The New DevOps: Site Reliability Engineering Comes of Age

App and platform design and development have changed dramatically in the last five years and with it, the monitoring tools, technology and IT operations roles supporting those applications. The advent of site reliability engineers (SRE) and open source monitoring tools are two examples of these shifts. An SRE straddles the line between the “Dev” and “Ops” sides of DevOps teams, both writing code and supporting existing IT systems.
The SRE is the ultimate adjudicator when a performance issue is identified, determining conclusively what factor (code or IT systems) is the root cause and seeing it through to resolution. SREs need to carefully weigh the options between “do it yourself” (DIY) open source approach to monitoring leveraging against a new generation of commercial full-stack monitoring tools which incorporate open source technologies.

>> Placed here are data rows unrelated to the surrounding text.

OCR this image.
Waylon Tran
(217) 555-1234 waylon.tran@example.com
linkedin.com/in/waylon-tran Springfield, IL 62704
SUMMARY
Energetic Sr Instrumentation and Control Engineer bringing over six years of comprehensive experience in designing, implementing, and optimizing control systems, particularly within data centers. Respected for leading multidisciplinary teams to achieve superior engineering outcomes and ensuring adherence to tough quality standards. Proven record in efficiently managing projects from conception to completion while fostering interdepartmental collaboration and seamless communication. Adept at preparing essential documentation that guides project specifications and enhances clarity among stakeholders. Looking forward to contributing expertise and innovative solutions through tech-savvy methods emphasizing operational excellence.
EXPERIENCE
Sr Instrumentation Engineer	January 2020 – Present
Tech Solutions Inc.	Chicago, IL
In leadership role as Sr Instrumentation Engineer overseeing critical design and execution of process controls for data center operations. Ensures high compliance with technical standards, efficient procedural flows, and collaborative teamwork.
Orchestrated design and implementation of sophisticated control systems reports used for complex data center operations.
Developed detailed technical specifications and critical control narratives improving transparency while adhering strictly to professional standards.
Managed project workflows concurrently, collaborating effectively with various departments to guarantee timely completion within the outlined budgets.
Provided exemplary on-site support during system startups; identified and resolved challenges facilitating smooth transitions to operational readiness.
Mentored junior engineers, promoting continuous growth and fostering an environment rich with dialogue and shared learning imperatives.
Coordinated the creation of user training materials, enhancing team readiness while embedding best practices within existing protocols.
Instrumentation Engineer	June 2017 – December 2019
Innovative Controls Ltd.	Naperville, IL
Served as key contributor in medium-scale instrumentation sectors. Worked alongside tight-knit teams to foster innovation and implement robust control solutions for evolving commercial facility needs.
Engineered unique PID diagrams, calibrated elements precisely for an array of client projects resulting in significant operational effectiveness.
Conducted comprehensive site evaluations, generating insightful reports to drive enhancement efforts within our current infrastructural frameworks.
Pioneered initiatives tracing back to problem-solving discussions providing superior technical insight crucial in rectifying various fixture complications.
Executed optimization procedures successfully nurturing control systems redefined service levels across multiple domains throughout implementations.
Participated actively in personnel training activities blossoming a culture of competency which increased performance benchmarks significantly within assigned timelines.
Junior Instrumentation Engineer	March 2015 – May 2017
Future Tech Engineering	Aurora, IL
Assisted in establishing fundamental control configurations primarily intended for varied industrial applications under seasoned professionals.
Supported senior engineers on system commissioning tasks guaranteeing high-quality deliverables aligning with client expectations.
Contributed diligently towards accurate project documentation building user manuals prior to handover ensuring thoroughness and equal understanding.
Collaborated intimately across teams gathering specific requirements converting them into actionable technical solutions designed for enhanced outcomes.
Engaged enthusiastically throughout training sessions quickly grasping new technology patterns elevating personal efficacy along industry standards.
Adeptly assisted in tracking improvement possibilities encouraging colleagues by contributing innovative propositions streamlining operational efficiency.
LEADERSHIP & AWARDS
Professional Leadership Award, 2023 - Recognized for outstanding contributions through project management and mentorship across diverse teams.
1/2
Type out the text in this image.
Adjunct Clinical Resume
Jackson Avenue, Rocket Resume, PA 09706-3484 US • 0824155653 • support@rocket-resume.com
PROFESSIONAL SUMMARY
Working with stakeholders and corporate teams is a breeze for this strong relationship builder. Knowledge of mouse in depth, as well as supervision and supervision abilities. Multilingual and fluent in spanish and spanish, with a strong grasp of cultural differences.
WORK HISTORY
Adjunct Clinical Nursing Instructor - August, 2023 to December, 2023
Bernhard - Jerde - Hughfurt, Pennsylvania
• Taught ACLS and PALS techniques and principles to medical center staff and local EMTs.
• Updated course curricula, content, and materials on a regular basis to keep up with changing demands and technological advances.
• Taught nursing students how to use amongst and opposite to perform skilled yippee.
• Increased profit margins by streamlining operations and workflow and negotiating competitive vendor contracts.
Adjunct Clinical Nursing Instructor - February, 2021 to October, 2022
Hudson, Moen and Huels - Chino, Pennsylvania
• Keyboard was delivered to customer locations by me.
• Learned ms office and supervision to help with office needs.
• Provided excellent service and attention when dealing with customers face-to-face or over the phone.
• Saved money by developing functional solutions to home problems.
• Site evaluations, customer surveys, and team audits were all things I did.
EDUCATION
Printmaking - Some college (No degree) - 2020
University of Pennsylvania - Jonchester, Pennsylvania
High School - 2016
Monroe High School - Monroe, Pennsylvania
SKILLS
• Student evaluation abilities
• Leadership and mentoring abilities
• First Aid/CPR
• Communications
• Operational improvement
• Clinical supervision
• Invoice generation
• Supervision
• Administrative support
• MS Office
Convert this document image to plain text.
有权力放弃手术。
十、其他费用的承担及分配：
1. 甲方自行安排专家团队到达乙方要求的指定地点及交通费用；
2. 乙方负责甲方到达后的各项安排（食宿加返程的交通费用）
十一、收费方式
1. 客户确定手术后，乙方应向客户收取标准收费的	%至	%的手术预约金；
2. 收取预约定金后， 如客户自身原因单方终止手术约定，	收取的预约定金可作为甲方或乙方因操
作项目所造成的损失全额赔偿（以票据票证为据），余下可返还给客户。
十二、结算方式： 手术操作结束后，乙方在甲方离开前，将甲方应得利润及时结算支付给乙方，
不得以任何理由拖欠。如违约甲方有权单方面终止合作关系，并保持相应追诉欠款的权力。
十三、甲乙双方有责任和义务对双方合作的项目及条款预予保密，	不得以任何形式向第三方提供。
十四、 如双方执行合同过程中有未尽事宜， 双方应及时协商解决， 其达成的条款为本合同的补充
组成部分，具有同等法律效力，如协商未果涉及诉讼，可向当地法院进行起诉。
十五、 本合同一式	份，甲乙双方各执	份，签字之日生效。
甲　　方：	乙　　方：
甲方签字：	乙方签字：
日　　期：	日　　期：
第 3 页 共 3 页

Traditionally, IT operations teams have typically taken an inside-out view of the world. Specialists myopically monitor their respective app, infrastructure or network components in hopes their discrete efforts combine to ultimately improve user experience. This “find and fix faults” approach means waiting for an alert to fire and then dispatching experts to troubleshoot the issue.
Site reliability engineering (SRE) stands that approach on its head by viewing reliability through an outside-in lens. LinkedIn, Target and Netflix are examples of companies that use this approach by gauging success by first measuring the quality of the end user experience that is rendered. When the digital experience becomes the bellwether measurement, their DevOps-savvy SRE teams spend less time chasing misleading alerts, and instead, focus their efforts on how they can deliver the best experience possible across every touchpoint of customer engagement.
“SRE seeks to balance the risk of unavailability with the goals of rapid innovation and efficient service operations, so that users’ overall happiness — with features, service, and performance — is optimized,” Marc Alvidrez, SRE for Google, says.
While the job title SRE may not exist in every company, most are adapting to manage this balance. Indeed, IT teams now fuse software engineering into their operations practices. This blending signals a shift from staffing specialized domain experts to hiring generalists that understand the “full stack” — not just front and backend development code, but also the underlying infrastructure that executes and delivers the app experience to users.
The shift from experts to generalists is driving the need to develop new ways to collect and correlate monitoring insights across the digital delivery chain while also identifying ways to automate scaling and problem remediation. Specialized application, infrastructure and network monitoring tools collect and store data in different formats (structured, unstructured, time series, topological, etc.) making correlation across tools difficult and increasing the risk for monitoring blind spots. Complicating the challenge is the sheer increase in volume, variety and velocity of data that must be collected.
Coders at heart, many SREs turn to open-source solutions to address these challenges. Open-source technologies such as Elastic, Logstash and Kibana (ELK stack), Kafka, Apache Spark and Mineral represent some of the building blocks that SRE developers use to code their own solutions to collect, store and analyze app performance.
Design and development of homegrown solutions for app and user monitoring require a considerable amount of time and effort. What’s more, the challenge only grows as machine learning and artificial intelligence for IT Ops (AIOps) become core components of automated problem remediation. Common performance problems are recognizable and machine learning means pattern recognition can be employed to automatically detect and remediate issues. However, for that to work, tools must have a library of these performance problems and their remedies.
Commercial monitoring solutions benefit from decades of learning and evolution but have historically lacked the ability to correlate across silos. That has changed through the adoption of the latest big data and open source technologies that can normalize and correlate analytics to eliminate the traditional silos of monitoring that previously limited insight and control of modern apps.
IT operations management (ITOM) teams are rapidly evolving to manage modern applications and can learn many lessons from how SREs can help them to pursue performance and availability. When it comes to selecting a unified approach to monitoring, these teams have to make a critical decision between taking a build-it-yourself open-source approach or selecting a commercial monitoring solution. The first alternative is that they can adopt and implement open-source software in a homegrown approach — while the use of the free software comes at a price. The second options consists of using commercial monitoring solutions, which now incorporate many of these same open-source technologies saving teams the trouble.
As organizations transition to an SRE model, recruiting more generalists with developer backgrounds; the way applications are monitored will also evolve as mentioned above. Point-monitoring tools will give way to full-stack tools that correlate data across application, infrastructure and network. Yet, SREs will continue to be challenged by the age-old dilemma of build vs. buy, with the need to weigh the options of both carefully before deploying the next generation of monitoring.